Personal Searches in Victoria
Updated on Dec 13, 2022 • 5 min read • 494 views • Copy Link
Personal Searches in Victoria
Police powers to conduct personal searches in Victoria arise through the common law, the Control of Weapons Act 1990 and the Drugs, Poisons and Controlled Substances Act 1981. This article deals with personal searches in Victoria.
General rules for personal searches in Victoria
Police have the power to search a person or their property in Victoria only if:
- the person agrees to the search
- the police have a warrant
- the police have reason to believe that the person has a concealed weapon
- the person has been arrested
- the person is in a declared ‘designated area’
- there is some other reason specified in the law.
If police wish to search a person in Victoria, the person is entitled to ask the police of the reason for the search and police must inform them.
Personal searches in Victoria without a warrant
Police can only conduct personal searches without a warrant in Victoria if a person is in a public place and the police reasonably suspect:
- the person has illegal drugs
- the person has dangerous items in their possession, such as guns (including imitation guns), knives, knuckle-dusters, nunchakus, other weapons, things that may explode or catch fire
- they are in an area where a lot of violent crime happens
- they have tools for graffiti like spray paint, textas, or gouging tools. Police can only search a person for graffiti tools if they are aged 14 or older and are on or near public transport property or trespassing on someone else’s property.
- they are in a designated place. An area can be declared ‘designated’ if there have been two or more events of violence or disorder there in the last year, it is a regular trouble spot, or there have been events or demonstrations that have become violent. The police are usually required to publish the declaration of an area as designated in a local newspaper. If it has occurred at short notice, though, there is no requirement for them to do so.
Searches in a designated area
Before searching a person in a designated area, the police officer must give the person a search notice.
This notice will state that:
- the area is a designated area
- the person or their motor vehicle are in the designated area
- the police have the power to search them
- it is an offence to hinder or prevent the police from searching them.
Searches on private property
In most cases, a police officer will need a warrant to come onto private property and conduct a search of the property or any people on the property. An officer may conduct property and personal searches in Victoria without a warrant when:
- the person lets them in
- the police need to stop a ‘breach of the peace’, such as a fight
- the police believe that someone will or has committed a serious offence and they need to enter to arrest that person
- someone on the property has breached an intervention order or a family violence safety notice
- someone has defied a police direction relating to family violence matters
- the police believe someone has assaulted or threatened to assault a family member
- the police are pursuing a person who has escaped from prison or custody
- the police have a warrant to arrest someone on the property.
Types of personal searches in Victoria
There are a number of options for police when conducting personal searches in Victoria.
Pat-down search: for this search, the police officer will run their hands or ‘pat’ over the outside of the person’s clothes.
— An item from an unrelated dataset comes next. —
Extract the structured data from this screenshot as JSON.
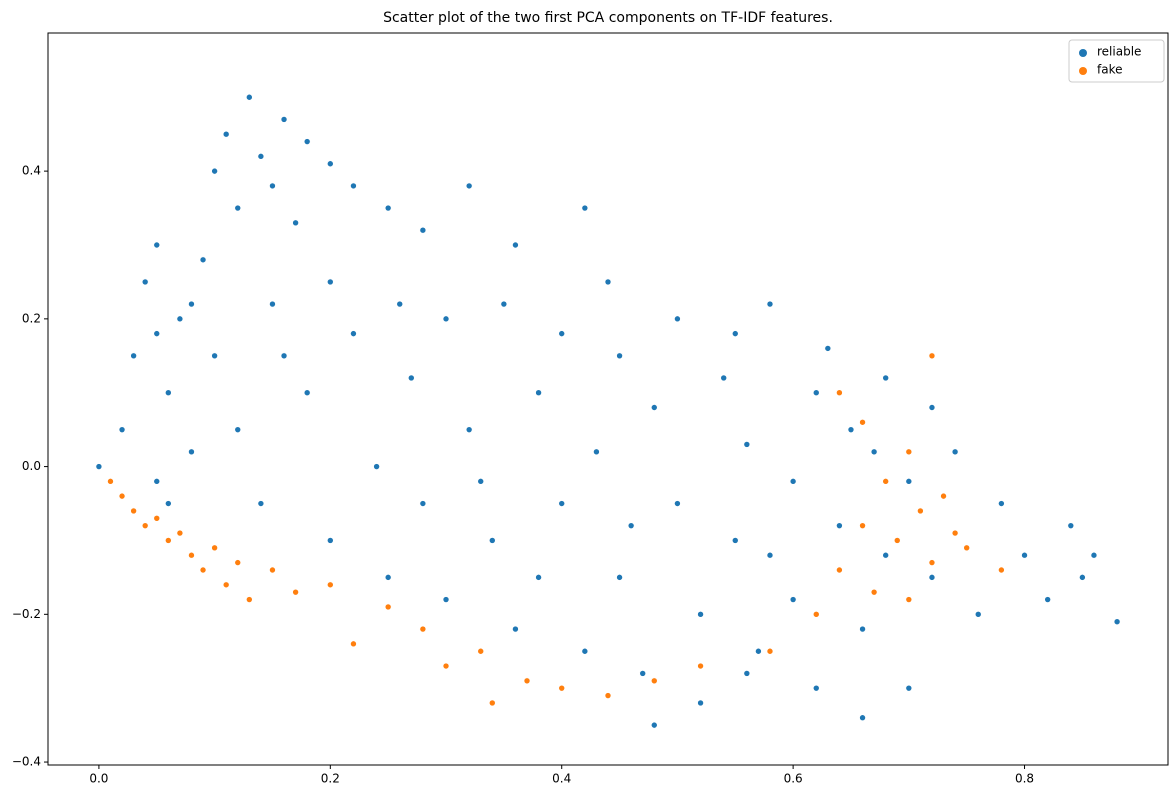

The police can do a pat down search:
- in public or on private property
- have the person empty their pockets or remove their jacket or jumper
- ask them to produce anything that might amount to a weapon
- use a metal detector to search them for a weapon.
Strip search: this is when the police remove and search all of a person’s clothing. These searches must be conducted privately so they are usually undertaken in a windowless room at a police station. When police conduct full personal searches in Victoria, they must ensure the person has someone with them (unless it is urgent or serious circumstances make it impractical) if the person:
- is under 18
- has a cognitive disability or a mental illness.
Internal body search: this kind of search is invasive and is considered a forensic procedure. It must be carried out by a doctor who is of the same sex as the person searched. A person does not have to agree to this kind of search. If the person does not consent to the search, the police may not conduct the search unless they get an order from the court.
The officer who performs a search must make a written record of the search and give the person a receipt for anything they take. The person can request for a copy of the search record at any time.